The Culture and Social Psychology (CuSP) research strand studies real-world issues in changing societies. The acronym was chosen because the word ‘cusp’ designates a point of transition between two states. As such, it expresses the idea of a process of becoming in which something new is emerging, but not yet fully established or recognised. Our research in CuSP takes forward this idea in two senses.
First, our substantive interests focus on occasions of social transition, personal transformation, and emergent and contested cultural, social and political issues. To investigate these, we work in and across different areas of cultural, social, political and psychosocial psychology, and across disciplines. Members of CuSP study gendered, sexual and political subjectivities in changing contexts like contested national territories, and family environments impacted by new technologies. We look at experiences of transition, such as those associated with migration, ageing, new forms of work, and reduced social support.

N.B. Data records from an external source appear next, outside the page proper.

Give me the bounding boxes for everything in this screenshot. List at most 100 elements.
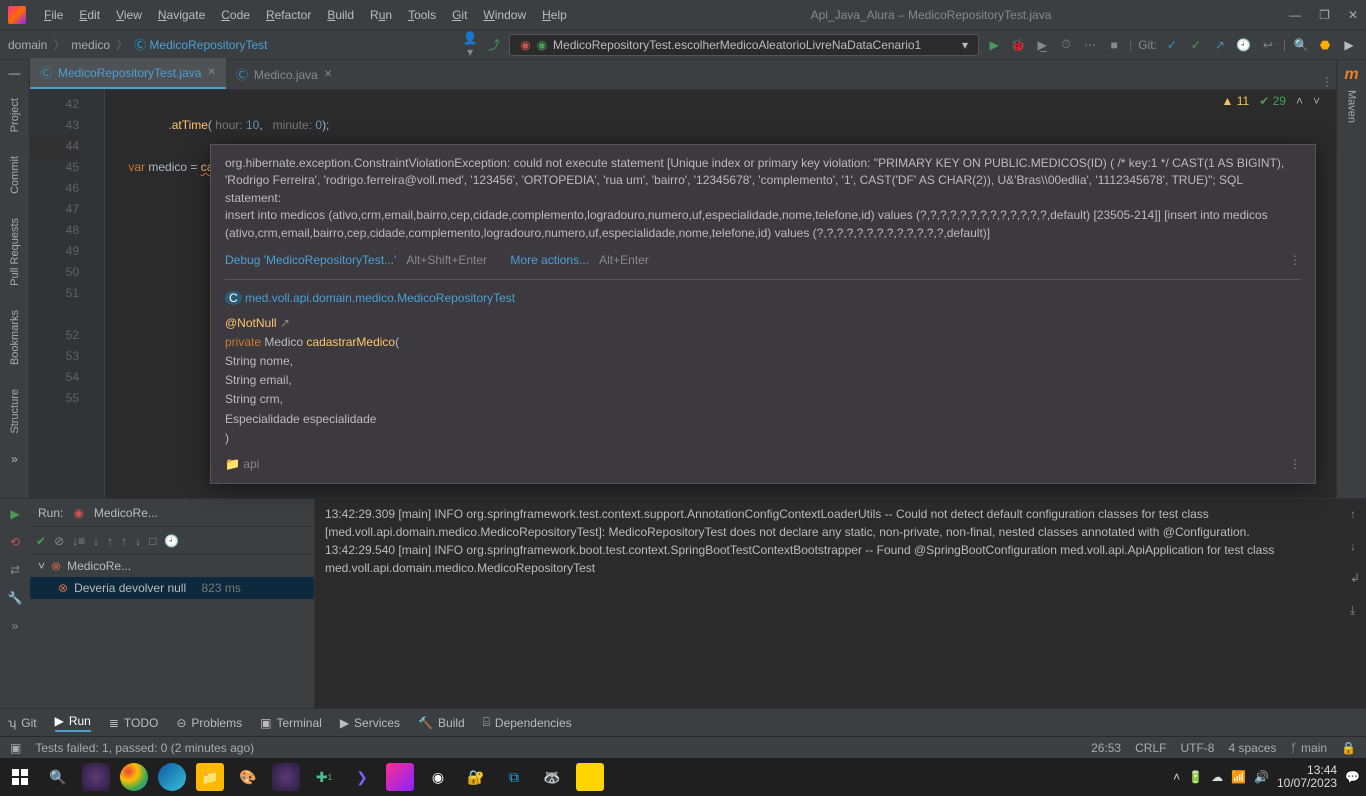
toggle-icon[interactable]: ⇄ bbox=[10, 563, 20, 577]
eclipse2-icon[interactable] bbox=[272, 763, 300, 791]
maximize-button[interactable]: ❐ bbox=[1319, 8, 1330, 22]
tab-medicorepositorytest[interactable]: ⒸMedicoRepositoryTest.java✕ bbox=[30, 58, 226, 89]
git-history-icon[interactable]: 🕘 bbox=[1235, 38, 1253, 52]
eclipse-icon[interactable] bbox=[82, 763, 110, 791]
git-commit-icon[interactable]: ✓ bbox=[1187, 38, 1205, 52]
ide-settings-icon[interactable]: ⬣ bbox=[1316, 38, 1334, 52]
run-config-selector[interactable]: ◉◉ MedicoRepositoryTest.escolherMedicoAl… bbox=[509, 34, 979, 56]
run-icon[interactable]: ▶ bbox=[985, 38, 1003, 52]
export-icon[interactable]: □ bbox=[149, 534, 156, 548]
rerun-icon[interactable]: ▶ bbox=[10, 507, 19, 521]
minimize-button[interactable]: — bbox=[1289, 8, 1301, 22]
test-node-fail[interactable]: ⊗Deveria devolver null 823 ms bbox=[30, 577, 314, 599]
attach-icon[interactable]: ⋯ bbox=[1081, 38, 1099, 52]
next-icon[interactable]: ↓ bbox=[135, 534, 141, 548]
scroll-up-icon[interactable]: ↑ bbox=[1350, 505, 1360, 523]
close-icon[interactable]: ✕ bbox=[324, 69, 332, 80]
explorer-icon[interactable]: 📁 bbox=[196, 763, 224, 791]
app-icon[interactable]: ✚1 bbox=[310, 763, 338, 791]
dependencies-tool-button[interactable]: ⌸ Dependencies bbox=[483, 715, 572, 730]
build-tool-button[interactable]: 🔨 Build bbox=[418, 716, 465, 730]
git-tool-button[interactable]: ʮ Git bbox=[8, 716, 37, 730]
tray-chevron-icon[interactable]: ˄ bbox=[1173, 770, 1180, 784]
intellij-icon[interactable] bbox=[386, 763, 414, 791]
popup-options-icon[interactable]: ⋮ bbox=[1289, 456, 1301, 473]
git-branch[interactable]: ᚶ main bbox=[1290, 741, 1327, 755]
search-icon[interactable]: 🔍 bbox=[1292, 38, 1310, 52]
line-ending[interactable]: CRLF bbox=[1135, 741, 1166, 755]
scroll-down-icon[interactable]: ↓ bbox=[1350, 537, 1360, 555]
project-toolwindow[interactable]: Project bbox=[9, 92, 21, 138]
bookmarks-toolwindow[interactable]: Bookmarks bbox=[9, 304, 21, 371]
maven-icon[interactable]: m bbox=[1344, 66, 1358, 84]
debug-icon[interactable]: 🐞 bbox=[1009, 38, 1027, 52]
caret-position[interactable]: 26:53 bbox=[1091, 741, 1121, 755]
hammer-icon[interactable]: ⤴ bbox=[485, 36, 503, 53]
edge-icon[interactable] bbox=[158, 763, 186, 791]
more-icon[interactable]: » bbox=[11, 452, 18, 466]
indent[interactable]: 4 spaces bbox=[1228, 741, 1276, 755]
run-tool-button[interactable]: ▶ Run bbox=[55, 714, 91, 732]
menu-code[interactable]: Code bbox=[215, 4, 256, 26]
menu-run[interactable]: Run bbox=[364, 4, 398, 26]
tool-windows-icon[interactable]: ▣ bbox=[10, 741, 21, 755]
commit-toolwindow[interactable]: Commit bbox=[9, 150, 21, 200]
more-icon[interactable]: » bbox=[12, 619, 19, 633]
settings-icon[interactable]: 🔧 bbox=[8, 591, 23, 605]
popup-options-icon[interactable]: ⋮ bbox=[1289, 252, 1301, 269]
menu-file[interactable]: File bbox=[38, 4, 69, 26]
git-push-icon[interactable]: ↗ bbox=[1211, 38, 1229, 52]
breadcrumb[interactable]: domain bbox=[8, 38, 47, 52]
menu-refactor[interactable]: Refactor bbox=[260, 4, 317, 26]
obs-icon[interactable]: ◉ bbox=[424, 763, 452, 791]
services-tool-button[interactable]: ▶ Services bbox=[340, 716, 400, 730]
profile-icon[interactable]: ⏱ bbox=[1057, 37, 1075, 52]
prev-icon[interactable]: ↑ bbox=[121, 534, 127, 548]
volume-icon[interactable]: 🔊 bbox=[1254, 770, 1269, 784]
pullrequests-toolwindow[interactable]: Pull Requests bbox=[9, 212, 21, 292]
chrome-icon[interactable] bbox=[120, 763, 148, 791]
onedrive-icon[interactable]: ☁ bbox=[1211, 770, 1223, 784]
menu-git[interactable]: Git bbox=[446, 4, 473, 26]
menu-build[interactable]: Build bbox=[321, 4, 360, 26]
class-path[interactable]: med.voll.api.domain.medico.MedicoReposit… bbox=[245, 291, 515, 305]
problems-tool-button[interactable]: ⊝ Problems bbox=[176, 716, 242, 730]
tab-options-icon[interactable]: ⋮ bbox=[1318, 75, 1336, 89]
sort-icon[interactable]: ↓≡ bbox=[72, 534, 85, 548]
expand-icon[interactable]: ↓ bbox=[93, 534, 99, 548]
debug-action-link[interactable]: Debug 'MedicoRepositoryTest...' bbox=[225, 253, 396, 267]
user-icon[interactable]: 👤▾ bbox=[461, 31, 479, 59]
app-icon[interactable] bbox=[576, 763, 604, 791]
more-actions-link[interactable]: More actions... bbox=[510, 253, 589, 267]
app-icon[interactable]: 🔐 bbox=[462, 763, 490, 791]
soft-wrap-icon[interactable]: ↲ bbox=[1350, 569, 1360, 587]
close-icon[interactable]: ✕ bbox=[207, 67, 215, 78]
maven-toolwindow[interactable]: Maven bbox=[1346, 84, 1358, 129]
menu-tools[interactable]: Tools bbox=[402, 4, 442, 26]
app-icon[interactable]: ❯ bbox=[348, 763, 376, 791]
lock-icon[interactable]: 🔒 bbox=[1341, 741, 1356, 755]
menu-edit[interactable]: Edit bbox=[73, 4, 106, 26]
structure-toolwindow[interactable]: Structure bbox=[9, 383, 21, 440]
search-icon[interactable]: 🔍 bbox=[44, 763, 72, 791]
jetbrains-icon[interactable]: ▶ bbox=[1340, 38, 1358, 52]
pass-filter-icon[interactable]: ✔ bbox=[36, 534, 46, 548]
stop-icon[interactable]: ■ bbox=[1105, 38, 1123, 52]
coverage-icon[interactable]: ▶̲ bbox=[1033, 38, 1051, 52]
battery-icon[interactable]: 🔋 bbox=[1188, 770, 1203, 784]
app-icon[interactable]: 🎨 bbox=[234, 763, 262, 791]
todo-tool-button[interactable]: ≣ TODO bbox=[109, 716, 159, 730]
scroll-end-icon[interactable]: ⤓ bbox=[1350, 601, 1360, 619]
console-output[interactable]: 13:42:29.309 [main] INFO org.springframe… bbox=[315, 499, 1366, 708]
encoding[interactable]: UTF-8 bbox=[1180, 741, 1214, 755]
wifi-icon[interactable]: 📶 bbox=[1231, 770, 1246, 784]
menu-navigate[interactable]: Navigate bbox=[152, 4, 211, 26]
tab-medico[interactable]: ⒸMedico.java✕ bbox=[226, 60, 342, 89]
close-button[interactable]: ✕ bbox=[1348, 8, 1358, 22]
collapse-icon[interactable]: ↑ bbox=[107, 534, 113, 548]
menu-view[interactable]: View bbox=[110, 4, 148, 26]
git-update-icon[interactable]: ✓ bbox=[1163, 38, 1181, 52]
menu-help[interactable]: Help bbox=[536, 4, 573, 26]
test-node-root[interactable]: ˅⊗MedicoRe... bbox=[30, 555, 314, 577]
terminal-tool-button[interactable]: ▣ Terminal bbox=[260, 716, 322, 730]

Second, we think of social psychology itself as ‘on the cusp’ of emergence rather than as an already settled discipline. We explore emergent forms of social psychological practice, including novel methods and theoretical perspectives that can grapple with embodied and socially embedded realities-in-process. We engage with various critical traditions of social psychology, grappling with discursive psychology, social identities and representations, process psychology, socio-cultural psychology, dialogical psychology, phenomenological and feminist psychology, each of which gives a new centrality to the concept of culture as core to human experience.